Jeremy Corbyn’s Love of Tyrants and Terrorists, and Tolerance for Anti-Semitism, Shouldn’t Get a Pass https://mosaicmagazine.com/picks/politics-current-affairs/2017/08/jeremy-corbyns-love-of-tyrants-and-terrorists-and-tolerance-for-anti-semitism-shouldnt-get-a-pass/

August 29, 2017 | James Kirchick
About the author: James Kirchick is the assistant editor of The New Republic and a Phillips Foundation journalism fellow.

The leader of the British Labor party has a long history of defending and even praising brutal dictators—from Hugo Chavez to Slobodan Milosevic to Bashar al-Assad—and expressing his admiration for terrorists, not to mention advocating his country’s unilateral nuclear disarmament. Yet, argues James Kirchick, too many on the British and American left are willing to dismiss Jeremy Corbyn’s unsavory views as unpleasant quirks, thus allowing these attitudes to be considered normal. He writes:

Perhaps the most disturbing phenomenon to have become “normalized” in Britain thanks to Corbyn is anti-Semitism. It should hardly come as a surprise that a man who called Hamas and Hizballah “friends,” attended pro-Palestinian events organized by a Holocaust-denier, invited a purveyor of the blood libel for tea at the House of Commons, and hosted programs on an Iranian propaganda network would embolden Jew-haters within Labor’s ranks.

That was indeed the finding of a 2016 cross-party parliamentary inquiry into anti-Semitism, which concluded that Corbyn had “created what some have referred to as a ‘safe space’ for those with vile attitudes toward Jewish people” in his party. The nature of this “safe space” was illustrated when Labor chose not to expel the former London mayor, Ken Livingstone, for repeatedly (and inaccurately) claiming, in a series of interviews and public statements, that Adolf Hitler “supported Zionism.” . . .

Corbyn supporters, [however], view the entire anti-Semitism controversy engulfing their party as a cynical, partisan campaign orchestrated by unscrupulous Jews “weaponizing” charges of anti-Semitism to defame his good character. . . .
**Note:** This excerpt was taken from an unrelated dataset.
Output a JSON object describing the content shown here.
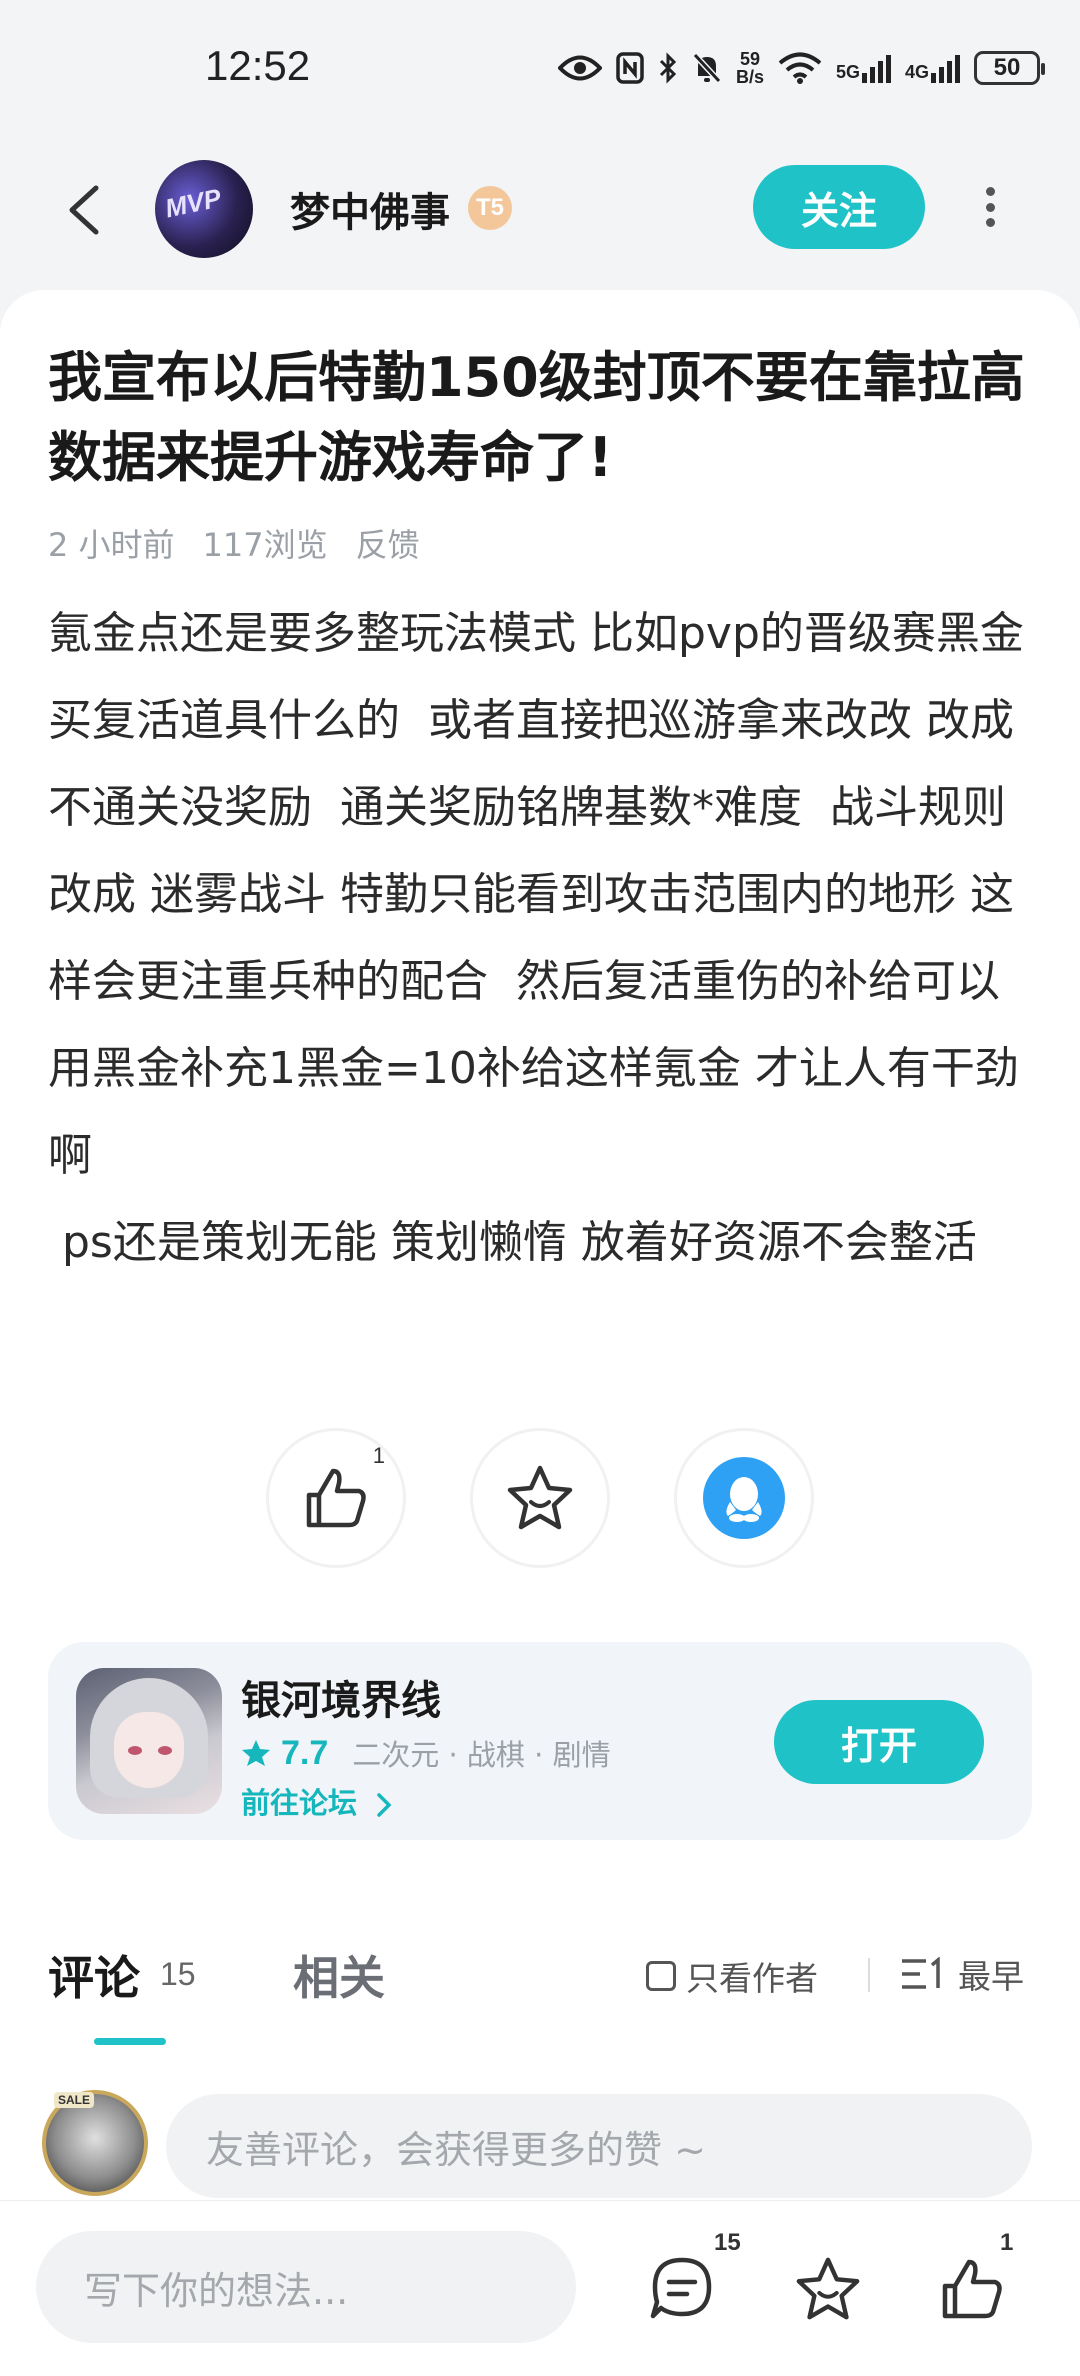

[M]any Corbyn defenders insist that, when the future leader of the Labor party was attending IRA rallies or standing on stages draped with Hizballah flags, he was merely encouraging “dialogue.” This is disingenuous, at best. For whether the cause was Northern Ireland or Palestine, it was only the most violent and rejectionist elements with whom Corbyn associated during his decades as a parliamentary backbencher. And he always did so in clear support of their tactics and objectives, not as some neutral arbiter facilitating “dialogue.”